The following are the Pulitzer Prizes for 1969.

==Journalism awards==

- Public Service:
  - The Los Angeles Times, for its exposé of wrongdoing within the Los Angeles City Government Commissions, resulting in resignations or criminal convictions of certain members, as well as widespread reforms.
- Local General or Spot News Reporting:
  - John Fetterman of The Louisville Times and The Courier-Journal, for his article, "Pfc. Gibson Comes Home", the story of an American soldier whose body was returned to his native town from Vietnam for burial.
- Local Investigative Specialized Reporting:
  - Al Delugach and Denny Walsh of the St. Louis Globe-Democrat, for their campaign against fraud and abuse of power within the St. Louis Steamfitters Union, Local 562.
- National Reporting:
  - Robert Cahn of The Christian Science Monitor, for his inquiry into the future of our national parks and the methods that may help to preserve them.
- International Reporting:
  - William Tuohy of the Los Angeles Times, for his Vietnam War correspondence in 1968.
- Editorial Writing:
  - Paul Greenberg of the Pine Bluff Commercial (Arkansas), for his editorials during 1968.
- Editorial Cartooning:
  - John Fischetti of the Chicago Daily News, for his editorial cartooning in 1968.
- Spot News Photography:
  - Edward T. Adams of the Associated Press, for his photograph, "Saigon Execution".
- Feature Photography:
  - Moneta Sleet Jr. of Ebony magazine, for his photograph of Martin Luther King Jr.'s widow and child, taken at Dr. King's funeral. (Magazines were not eligible for the Pulitzers, but Sleet's photograph qualified because it was distributed to newspapers through the Associated Press.)

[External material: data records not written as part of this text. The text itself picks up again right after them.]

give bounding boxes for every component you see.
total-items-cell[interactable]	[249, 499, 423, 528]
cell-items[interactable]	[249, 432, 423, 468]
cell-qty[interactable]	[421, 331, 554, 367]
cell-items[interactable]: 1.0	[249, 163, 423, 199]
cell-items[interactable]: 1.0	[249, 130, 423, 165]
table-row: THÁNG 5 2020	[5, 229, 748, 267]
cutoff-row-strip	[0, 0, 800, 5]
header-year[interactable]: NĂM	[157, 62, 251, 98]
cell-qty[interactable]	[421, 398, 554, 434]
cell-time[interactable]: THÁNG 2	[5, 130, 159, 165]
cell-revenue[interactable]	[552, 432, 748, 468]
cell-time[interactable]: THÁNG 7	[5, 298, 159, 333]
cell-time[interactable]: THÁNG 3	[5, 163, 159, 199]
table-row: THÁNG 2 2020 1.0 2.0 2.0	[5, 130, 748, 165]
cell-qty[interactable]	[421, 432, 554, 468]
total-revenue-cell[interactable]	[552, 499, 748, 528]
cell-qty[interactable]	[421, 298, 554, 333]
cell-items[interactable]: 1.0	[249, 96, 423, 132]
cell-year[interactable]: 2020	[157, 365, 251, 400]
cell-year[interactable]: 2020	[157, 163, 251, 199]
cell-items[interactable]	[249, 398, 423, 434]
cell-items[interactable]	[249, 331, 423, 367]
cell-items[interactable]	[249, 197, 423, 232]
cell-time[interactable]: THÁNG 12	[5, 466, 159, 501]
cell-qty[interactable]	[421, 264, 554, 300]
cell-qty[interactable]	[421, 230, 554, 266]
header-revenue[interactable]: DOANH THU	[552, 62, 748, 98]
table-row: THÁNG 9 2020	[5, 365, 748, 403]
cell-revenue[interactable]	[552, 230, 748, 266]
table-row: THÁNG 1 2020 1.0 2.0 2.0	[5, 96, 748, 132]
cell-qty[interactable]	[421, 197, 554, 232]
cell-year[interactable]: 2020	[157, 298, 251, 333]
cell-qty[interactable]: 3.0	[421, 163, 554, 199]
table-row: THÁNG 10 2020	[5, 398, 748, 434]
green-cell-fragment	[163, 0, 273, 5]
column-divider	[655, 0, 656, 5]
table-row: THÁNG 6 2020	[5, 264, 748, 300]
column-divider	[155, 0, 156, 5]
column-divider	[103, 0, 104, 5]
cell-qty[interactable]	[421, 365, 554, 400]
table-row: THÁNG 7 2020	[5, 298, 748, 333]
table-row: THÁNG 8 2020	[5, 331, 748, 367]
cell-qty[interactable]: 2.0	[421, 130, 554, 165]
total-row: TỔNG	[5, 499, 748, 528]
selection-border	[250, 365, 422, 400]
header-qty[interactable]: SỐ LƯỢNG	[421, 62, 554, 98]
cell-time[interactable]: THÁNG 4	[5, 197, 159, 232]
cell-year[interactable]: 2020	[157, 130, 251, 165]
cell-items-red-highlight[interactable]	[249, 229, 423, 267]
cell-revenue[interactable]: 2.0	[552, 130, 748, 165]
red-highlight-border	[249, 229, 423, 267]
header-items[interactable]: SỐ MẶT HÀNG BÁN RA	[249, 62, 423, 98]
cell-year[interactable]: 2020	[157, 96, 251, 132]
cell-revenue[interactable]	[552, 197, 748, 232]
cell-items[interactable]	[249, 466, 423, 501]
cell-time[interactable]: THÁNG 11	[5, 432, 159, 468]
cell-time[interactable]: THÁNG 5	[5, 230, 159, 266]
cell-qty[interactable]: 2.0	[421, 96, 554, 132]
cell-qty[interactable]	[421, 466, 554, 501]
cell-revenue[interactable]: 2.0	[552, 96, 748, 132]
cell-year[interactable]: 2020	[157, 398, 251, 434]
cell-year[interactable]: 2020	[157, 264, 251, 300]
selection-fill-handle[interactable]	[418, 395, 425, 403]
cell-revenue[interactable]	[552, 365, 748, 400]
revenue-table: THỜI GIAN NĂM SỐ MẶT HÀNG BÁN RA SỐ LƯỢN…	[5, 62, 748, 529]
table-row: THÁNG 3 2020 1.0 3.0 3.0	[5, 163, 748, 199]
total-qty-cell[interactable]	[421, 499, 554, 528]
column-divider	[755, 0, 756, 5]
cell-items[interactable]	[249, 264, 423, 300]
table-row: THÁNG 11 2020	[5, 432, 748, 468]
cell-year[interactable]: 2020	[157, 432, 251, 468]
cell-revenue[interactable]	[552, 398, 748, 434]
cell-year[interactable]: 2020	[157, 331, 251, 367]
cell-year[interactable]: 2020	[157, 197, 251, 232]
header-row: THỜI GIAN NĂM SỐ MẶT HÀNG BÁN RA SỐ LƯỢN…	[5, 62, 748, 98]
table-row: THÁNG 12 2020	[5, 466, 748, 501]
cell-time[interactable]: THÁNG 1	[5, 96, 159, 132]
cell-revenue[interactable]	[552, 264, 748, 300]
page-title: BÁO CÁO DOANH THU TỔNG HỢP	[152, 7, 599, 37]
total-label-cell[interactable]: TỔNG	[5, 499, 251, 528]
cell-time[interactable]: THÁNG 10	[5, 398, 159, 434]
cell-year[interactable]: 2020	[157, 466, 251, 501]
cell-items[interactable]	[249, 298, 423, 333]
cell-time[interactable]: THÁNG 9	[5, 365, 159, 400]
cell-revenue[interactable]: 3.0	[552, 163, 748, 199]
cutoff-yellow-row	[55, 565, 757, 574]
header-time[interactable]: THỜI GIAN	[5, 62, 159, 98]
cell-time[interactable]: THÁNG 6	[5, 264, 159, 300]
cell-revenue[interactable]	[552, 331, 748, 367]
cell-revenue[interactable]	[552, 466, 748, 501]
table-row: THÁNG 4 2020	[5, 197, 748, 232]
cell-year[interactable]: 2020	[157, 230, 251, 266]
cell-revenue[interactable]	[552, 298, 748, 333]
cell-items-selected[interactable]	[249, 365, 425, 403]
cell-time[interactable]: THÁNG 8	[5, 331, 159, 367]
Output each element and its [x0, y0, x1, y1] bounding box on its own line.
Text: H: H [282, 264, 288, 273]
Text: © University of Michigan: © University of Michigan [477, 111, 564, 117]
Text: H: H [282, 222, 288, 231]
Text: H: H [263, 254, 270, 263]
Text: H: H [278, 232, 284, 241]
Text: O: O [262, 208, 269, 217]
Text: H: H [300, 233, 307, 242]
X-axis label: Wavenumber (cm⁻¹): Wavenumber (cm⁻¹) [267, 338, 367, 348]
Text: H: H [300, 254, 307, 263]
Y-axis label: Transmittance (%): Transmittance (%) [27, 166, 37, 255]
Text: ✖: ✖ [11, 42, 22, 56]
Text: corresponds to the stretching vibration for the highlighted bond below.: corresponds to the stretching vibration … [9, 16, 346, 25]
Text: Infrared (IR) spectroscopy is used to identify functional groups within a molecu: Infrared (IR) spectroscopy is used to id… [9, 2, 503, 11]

==Letters, Drama and Music Awards==

- Fiction:
  - House Made of Dawn by N. Scott Momaday (Harper).
- Drama:
  - The Great White Hope by Howard Sackler (Dial).
- History:
  - Origins of the Fifth Amendment by Leonard W. Levy (Oxford University Press).
- Biography or Autobiography:
  - The Man From New York: John Quinn and His Friends by Benjamin Lawrence Reid (Oxford University Press).
- Poetry:
  - Of Being Numerous by George Oppen (New Directions).
- General Nonfiction:
  - The Armies of the Night by Norman Mailer (World).
  - So Human An Animal by Rene Jules Dubos (Scribner).
- Music:
  - String Quartet No. 3 by Karel Husa (Associated Music Publishers).
First performed at the Goodman Theatre, Chicago, on October 14, 1968, by the Fine Arts Quartet.